Given an array S of n integers, are there elements a,b,c in S such that a + b + c = 0? Find all unique triplets
in the array which gives the sum of zero.
Note:
• Elements in a triplet (a,b,c) must be in non-descending order. (ie, a ≤ b ≤ c)

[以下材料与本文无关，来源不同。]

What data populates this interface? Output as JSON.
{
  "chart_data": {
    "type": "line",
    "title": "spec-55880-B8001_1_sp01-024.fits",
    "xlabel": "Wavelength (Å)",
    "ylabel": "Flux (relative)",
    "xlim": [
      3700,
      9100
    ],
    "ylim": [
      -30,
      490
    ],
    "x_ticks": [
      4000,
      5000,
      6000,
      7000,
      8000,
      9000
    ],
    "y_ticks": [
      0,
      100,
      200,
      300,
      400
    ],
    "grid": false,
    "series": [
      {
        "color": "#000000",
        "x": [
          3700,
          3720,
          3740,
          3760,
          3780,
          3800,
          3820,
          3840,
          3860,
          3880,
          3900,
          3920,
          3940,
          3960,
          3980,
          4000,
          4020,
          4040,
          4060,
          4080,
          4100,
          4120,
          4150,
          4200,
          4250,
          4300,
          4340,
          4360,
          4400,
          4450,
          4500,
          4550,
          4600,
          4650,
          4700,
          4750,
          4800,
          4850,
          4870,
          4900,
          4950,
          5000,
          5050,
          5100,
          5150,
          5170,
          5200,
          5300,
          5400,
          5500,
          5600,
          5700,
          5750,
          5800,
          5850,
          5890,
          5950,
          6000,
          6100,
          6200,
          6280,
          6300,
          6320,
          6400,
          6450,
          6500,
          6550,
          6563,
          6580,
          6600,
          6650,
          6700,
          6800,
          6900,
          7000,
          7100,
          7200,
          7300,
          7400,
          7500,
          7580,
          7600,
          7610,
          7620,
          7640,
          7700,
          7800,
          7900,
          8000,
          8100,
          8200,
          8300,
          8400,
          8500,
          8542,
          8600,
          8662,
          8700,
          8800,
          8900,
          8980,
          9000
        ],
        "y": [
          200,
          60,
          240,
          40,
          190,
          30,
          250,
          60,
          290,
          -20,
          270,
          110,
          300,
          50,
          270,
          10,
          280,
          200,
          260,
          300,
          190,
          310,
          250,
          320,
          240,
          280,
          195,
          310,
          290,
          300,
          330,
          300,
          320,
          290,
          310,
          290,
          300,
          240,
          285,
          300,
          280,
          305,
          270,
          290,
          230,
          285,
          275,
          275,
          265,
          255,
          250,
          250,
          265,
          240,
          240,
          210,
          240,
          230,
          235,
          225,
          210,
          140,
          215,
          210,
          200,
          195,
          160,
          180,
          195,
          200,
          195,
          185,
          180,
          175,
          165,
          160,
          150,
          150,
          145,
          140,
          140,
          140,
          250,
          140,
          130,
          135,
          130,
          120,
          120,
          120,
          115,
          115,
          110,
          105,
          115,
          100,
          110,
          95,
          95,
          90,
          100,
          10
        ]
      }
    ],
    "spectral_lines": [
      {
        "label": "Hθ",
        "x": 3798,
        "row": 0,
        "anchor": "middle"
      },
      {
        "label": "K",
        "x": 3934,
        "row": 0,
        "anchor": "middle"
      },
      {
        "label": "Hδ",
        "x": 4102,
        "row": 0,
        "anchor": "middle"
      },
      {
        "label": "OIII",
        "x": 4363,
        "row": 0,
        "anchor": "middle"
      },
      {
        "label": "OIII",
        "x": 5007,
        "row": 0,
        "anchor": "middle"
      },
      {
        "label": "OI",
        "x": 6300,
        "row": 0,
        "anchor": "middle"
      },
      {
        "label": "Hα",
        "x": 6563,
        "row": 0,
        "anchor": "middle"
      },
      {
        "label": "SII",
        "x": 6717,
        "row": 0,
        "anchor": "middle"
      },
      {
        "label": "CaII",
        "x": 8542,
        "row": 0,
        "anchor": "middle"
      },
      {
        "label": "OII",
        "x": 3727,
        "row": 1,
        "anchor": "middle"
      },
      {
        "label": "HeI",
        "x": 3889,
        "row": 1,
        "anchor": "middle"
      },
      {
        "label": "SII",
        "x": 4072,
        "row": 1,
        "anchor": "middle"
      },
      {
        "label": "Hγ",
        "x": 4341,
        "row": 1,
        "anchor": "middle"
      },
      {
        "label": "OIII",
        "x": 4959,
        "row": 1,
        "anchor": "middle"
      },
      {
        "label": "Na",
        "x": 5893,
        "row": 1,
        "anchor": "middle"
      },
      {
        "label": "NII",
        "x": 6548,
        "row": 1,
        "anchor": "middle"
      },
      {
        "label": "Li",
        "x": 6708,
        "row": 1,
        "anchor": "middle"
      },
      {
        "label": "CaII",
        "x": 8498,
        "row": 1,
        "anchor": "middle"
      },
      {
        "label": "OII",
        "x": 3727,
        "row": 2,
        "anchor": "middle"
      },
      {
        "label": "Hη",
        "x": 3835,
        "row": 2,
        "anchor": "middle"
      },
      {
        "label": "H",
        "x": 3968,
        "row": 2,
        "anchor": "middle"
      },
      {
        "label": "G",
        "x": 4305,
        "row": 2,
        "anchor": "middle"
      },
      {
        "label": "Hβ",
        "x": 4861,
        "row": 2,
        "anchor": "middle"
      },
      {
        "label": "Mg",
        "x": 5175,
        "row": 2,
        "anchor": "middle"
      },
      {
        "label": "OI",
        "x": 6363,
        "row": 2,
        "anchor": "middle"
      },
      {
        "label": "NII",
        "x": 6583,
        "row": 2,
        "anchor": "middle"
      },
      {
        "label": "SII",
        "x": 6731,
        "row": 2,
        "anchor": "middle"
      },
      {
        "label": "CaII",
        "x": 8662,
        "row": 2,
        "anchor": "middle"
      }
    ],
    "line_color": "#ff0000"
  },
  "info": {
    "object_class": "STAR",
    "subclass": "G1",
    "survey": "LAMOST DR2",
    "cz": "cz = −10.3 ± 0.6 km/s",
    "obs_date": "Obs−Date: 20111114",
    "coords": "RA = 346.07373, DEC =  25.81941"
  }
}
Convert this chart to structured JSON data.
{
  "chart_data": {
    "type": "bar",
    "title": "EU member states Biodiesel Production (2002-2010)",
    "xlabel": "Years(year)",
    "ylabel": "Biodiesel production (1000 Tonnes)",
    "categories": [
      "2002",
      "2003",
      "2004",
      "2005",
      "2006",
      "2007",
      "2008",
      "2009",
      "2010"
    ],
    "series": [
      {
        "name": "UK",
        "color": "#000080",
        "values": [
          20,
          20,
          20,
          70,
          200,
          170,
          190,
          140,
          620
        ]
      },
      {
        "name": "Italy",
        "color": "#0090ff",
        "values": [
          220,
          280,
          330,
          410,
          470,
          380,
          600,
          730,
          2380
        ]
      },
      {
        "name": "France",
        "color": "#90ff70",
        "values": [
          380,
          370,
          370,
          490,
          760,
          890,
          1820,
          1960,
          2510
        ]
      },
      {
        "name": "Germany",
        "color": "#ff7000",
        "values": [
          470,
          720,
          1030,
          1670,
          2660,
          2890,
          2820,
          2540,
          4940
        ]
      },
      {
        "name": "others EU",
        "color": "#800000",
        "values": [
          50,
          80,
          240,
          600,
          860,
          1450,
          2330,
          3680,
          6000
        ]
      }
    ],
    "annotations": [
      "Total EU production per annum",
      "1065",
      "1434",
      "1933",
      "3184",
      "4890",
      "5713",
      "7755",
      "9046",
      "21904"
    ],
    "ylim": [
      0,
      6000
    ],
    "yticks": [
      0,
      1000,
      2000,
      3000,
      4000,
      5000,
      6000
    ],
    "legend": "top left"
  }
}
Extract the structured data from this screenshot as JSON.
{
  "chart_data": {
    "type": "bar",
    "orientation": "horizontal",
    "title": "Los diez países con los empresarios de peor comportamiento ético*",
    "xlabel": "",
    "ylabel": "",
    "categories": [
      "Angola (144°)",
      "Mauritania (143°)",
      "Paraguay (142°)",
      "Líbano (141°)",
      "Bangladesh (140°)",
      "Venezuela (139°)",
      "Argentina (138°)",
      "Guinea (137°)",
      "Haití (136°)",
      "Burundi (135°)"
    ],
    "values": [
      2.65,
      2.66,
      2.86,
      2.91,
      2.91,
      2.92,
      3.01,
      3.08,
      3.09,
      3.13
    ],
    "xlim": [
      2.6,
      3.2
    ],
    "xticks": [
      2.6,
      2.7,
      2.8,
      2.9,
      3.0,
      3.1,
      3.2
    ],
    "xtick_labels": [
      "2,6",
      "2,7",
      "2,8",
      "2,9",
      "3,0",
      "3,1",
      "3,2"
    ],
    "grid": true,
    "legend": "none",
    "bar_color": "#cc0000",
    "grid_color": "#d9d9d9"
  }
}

• The solution set must not contain duplicate triplets.
For example, given array S = {-1 0 1 2 -1 -4}.
A solution set is:
(-1, 0, 1)
(-1, -1, 2)
分析:暴力求解时间复杂度为O(n3),效率太低,不考虑,这里使用2sum中的第三种方法。先排序然后左右夹逼,类似二分查找
的思想。
代码:
#include "stdafx.h"
#include <iostream>
#include <vector>
#include <algorithm>
using namespace std;
class Solution{
public:
vector<vector<int>> threeSum(vector<int>& num) {
vector<vector<int>> result;
vector<int> temp(3);
if (num.size() < 3) return result;
sort(num.begin(),num.end());
const int target =0;
auto last = num.end();//在C++11标准的语法中,auto被定义为自动推断变量的类型。
cout << *(last-1) << *num.begin();
for (auto i = num.begin(); i < last-2; ++i) {
auto j = i+1;
if (i > num.begin() && *i == *(i-1)) continue;//排除,相同数字的情况
auto k = last-1;
while (j < k) {
if (*i + *j + *k < target) {
++j;
while(*j == *(j - 1) && j < k) ++j;//排除,相同数字的情况
} else if (*i + *j + *k > target) {
--k;
while(*k == *(k + 1) && j < k) --k;//排除,相同数字的情况
} else {
temp[0] = *i;
temp[1] = *j;
temp[2] = *k;
result.push_back(temp);
++j;
--k;
while(*j == *(j - 1) && *k == *(k + 1) && j < k) --k;//或++j
}
}
}
return result;
}
};
int _tmain(int argc, _TCHAR* argv[])
{
vector<int> v1;
vector<vector<int>> v2;
v1.push_back(-1);
v1.push_back(0);
v1.push_back(1);
v1.push_back(2);
v1.push_back(-1);
v1.push_back(-4);
Solution s;
v2 = s.threeSum(v1);
vector<vector<int>>::iterator v2_Iter;
vector <int>::iterator v1_Iter;
for ( v2_Iter = v2.begin( ) ; v2_Iter != v2.end( ) ; v2_Iter++ ){
cout << "v2 =" ;
for(v1_Iter = (*v2_Iter).begin();v1_Iter != (*v2_Iter).end();v1_Iter++){
cout << " " << *v1_Iter;
}
cout << endl;
}
system("pause");
return 0;
}总结:像这种可以排序而没有排序的数组,我们可以先排序,然后再操作,这样可以降低时间复杂度,对于有序的数组我们永
远第一想法就是二分查找的这种夹逼的思想。
如果每个数字对应有其他一些信息,使用hash是个不错做法。